Hands-on Guide To Implementing AlexNet With Keras For Multi-Class Image Classification

Dr. Vaibhav Kumar
alexnet in keras

The computer vision is being applied in a variety of applications across the domains and thanks to the deep learning that is continuously giving new frameworks to be used in the computer vision space. As of now, there may be more than hundreds of deep learning models that have proven their capabilities in handling millions of images and producing accurate results. Every deep learning model has a specific architecture and is trained in that specific way. Convolutional neural networks are one of the popular deep learning models that have a wide range of applications in the field of computer vision.

There is a variety of Convolutional Neural Network (CNN) architectures. AlexNet is one of the variants of CNN which is also referred to as a Deep Convolutional Neural Network. In this article, we will discuss the architecture and implementation of AlexNet using Keras library without using transfer learning approach. In the end, we will evaluate the performance of this model in classification.

AlexNet

AlexNet is a deep learning model and it is a variant of the convolutional neural network. This model was proposed by Alex Krizhevsky as his research work. His work was supervised by Geoffery E. Hinton, a well-known name in the field of deep learning research. Alex Krizhevsky competed in the ImageNet Large Scale Visual Recognition Challenge (ILSVRC2012) in the year 2012 where he used the AlexNet model and achieved a top-5 error of 15.3%, more than 10.8 percentage points lower than that of the runner up.

Architecture of AlexNet

The AlexNet proposed by Alex Krizhevsky in his work has eight layers including five convolutional layers followed by three fully connected layers. Some of the convolutional layers of the model are followed by max-pooling layers. As an activation function, the ReLU function is used by the network which shows improved performance over sigmoid and tanh functions.
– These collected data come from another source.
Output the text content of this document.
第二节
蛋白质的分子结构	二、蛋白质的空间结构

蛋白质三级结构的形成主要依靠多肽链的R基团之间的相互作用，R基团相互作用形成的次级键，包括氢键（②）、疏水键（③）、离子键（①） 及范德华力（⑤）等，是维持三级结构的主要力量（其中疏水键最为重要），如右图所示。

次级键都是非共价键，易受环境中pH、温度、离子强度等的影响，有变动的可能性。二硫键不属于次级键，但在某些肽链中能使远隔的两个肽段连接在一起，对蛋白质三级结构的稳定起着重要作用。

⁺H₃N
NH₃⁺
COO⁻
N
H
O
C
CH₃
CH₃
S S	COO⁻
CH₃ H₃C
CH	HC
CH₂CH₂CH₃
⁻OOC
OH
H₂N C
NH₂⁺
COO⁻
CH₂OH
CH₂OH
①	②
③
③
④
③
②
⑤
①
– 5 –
alexnet model architecture

(Source: Original research paper)

The network consists of a kernel or filters with size 11 x 11, 5 x 5, 3 x 3, 3 x 3 and 3 x 3 for its five convolutional layers respectively. The rest of the parameters of the network can be tuned depending on the training performances. 

The AlexNet employing the transfer learning which uses weights of the pre-trained network on ImageNet dataset has shown exceptional performance. But in this article, we will not use the pre-trained weights and simply define the CNN according to the proposed architecture. 

Implementing in Keras

Here, we will implement the Alexnet in Keras as per the model description given in the research work, Please note that we will not use it a pre-trained model.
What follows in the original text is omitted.